After all the fuss and angst over an IARC ruling that glyphosate (Roundup) is a “probable carcinogen” (leading to calls for a ban on the herbicide and multiple lawsuits), it turns out that important research was withheld from the panel that made the ruling.
A Reuters investigative report found that a researcher who was part of the deliberations knew of long-delayed but unpublished data from a National Cancer Institute study which showed no cancer link. Questions are also being raised about why the data was never published (the researcher claims the paper would have been too “big” if it had been included).
*The (IARC’s assessment) is at odds with other international regulators who have said the weedkiller is not a carcinogenic risk to humans.
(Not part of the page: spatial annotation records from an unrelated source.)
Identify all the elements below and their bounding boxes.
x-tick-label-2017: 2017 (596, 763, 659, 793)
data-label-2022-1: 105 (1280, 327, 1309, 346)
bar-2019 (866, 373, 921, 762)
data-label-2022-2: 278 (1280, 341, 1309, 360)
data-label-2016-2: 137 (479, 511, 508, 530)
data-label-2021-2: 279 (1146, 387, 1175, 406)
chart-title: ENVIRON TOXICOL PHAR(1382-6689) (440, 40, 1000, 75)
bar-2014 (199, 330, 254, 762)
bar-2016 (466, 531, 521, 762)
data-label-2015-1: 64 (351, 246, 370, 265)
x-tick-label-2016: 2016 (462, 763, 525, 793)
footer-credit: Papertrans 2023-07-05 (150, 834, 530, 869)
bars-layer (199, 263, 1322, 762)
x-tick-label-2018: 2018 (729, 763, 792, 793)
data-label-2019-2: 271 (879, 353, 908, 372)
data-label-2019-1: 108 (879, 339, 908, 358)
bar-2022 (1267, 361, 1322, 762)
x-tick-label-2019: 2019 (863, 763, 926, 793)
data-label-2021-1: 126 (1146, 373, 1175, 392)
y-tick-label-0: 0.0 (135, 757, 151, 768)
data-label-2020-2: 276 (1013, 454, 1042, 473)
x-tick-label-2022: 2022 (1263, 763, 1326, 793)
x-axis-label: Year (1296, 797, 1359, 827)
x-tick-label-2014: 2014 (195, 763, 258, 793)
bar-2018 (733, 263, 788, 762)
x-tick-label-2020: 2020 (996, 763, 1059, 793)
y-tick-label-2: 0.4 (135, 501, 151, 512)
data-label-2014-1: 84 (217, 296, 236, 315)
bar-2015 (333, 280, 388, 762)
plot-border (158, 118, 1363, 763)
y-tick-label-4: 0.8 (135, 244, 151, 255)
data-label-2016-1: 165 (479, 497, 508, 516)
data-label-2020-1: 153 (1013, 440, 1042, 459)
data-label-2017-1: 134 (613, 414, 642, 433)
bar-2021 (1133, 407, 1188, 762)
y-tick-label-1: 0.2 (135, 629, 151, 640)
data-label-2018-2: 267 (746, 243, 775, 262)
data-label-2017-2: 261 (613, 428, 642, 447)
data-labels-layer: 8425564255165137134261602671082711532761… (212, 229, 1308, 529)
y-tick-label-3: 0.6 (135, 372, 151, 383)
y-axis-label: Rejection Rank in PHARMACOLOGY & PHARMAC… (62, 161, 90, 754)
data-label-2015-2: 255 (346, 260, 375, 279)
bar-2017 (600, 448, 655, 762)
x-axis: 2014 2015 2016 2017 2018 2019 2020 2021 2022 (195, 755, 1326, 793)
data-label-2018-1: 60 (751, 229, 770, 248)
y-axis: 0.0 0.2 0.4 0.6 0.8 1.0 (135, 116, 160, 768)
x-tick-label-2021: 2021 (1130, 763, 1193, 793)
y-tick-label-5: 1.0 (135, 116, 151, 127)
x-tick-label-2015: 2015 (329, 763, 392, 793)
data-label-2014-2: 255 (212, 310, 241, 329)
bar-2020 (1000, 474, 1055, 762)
It led to a delay in Europe on a decision on whether to re-license or ban EU-wide sales of pesticides containing glyphosate. That decision is still pending. In the meantime, some countries have tightened restrictions on the weedkiller’s use in private gardens and public spaces and on crops before harvest.
In the United States, a California judge took the IARC assessment into account in a separate legal case in March when ruling that the state can require RoundUp to carry a warning label that it may cause cancer. Monsanto is now facing further litigation from hundreds of plaintiffs across the United States who say glyphosate gave them or their loved ones non-Hodgkin lymphoma, citing the IARC assessment as part of their claims.
Yet if the IARC panel experts had been in a position to take into account Blair’s fresh data, IARC’s analysis of the evidence on glyphosate would have been different, Blair acknowledged in the court documents reviewed by Reuters.*
Somehow, I doubt these new revelations will quell the Internet-fueled hysteria about Roundup, which is arguably overused, but hardly the bogeyman that anti-GMOers have made it.
This reminds me to mix up a small batch to zap my poison ivy vines this weekend (I’d use my trusty propane torch which works great on patio and sidewalk weeds, but you don’t want to inhale smoke from scorched-out poison ivy plants).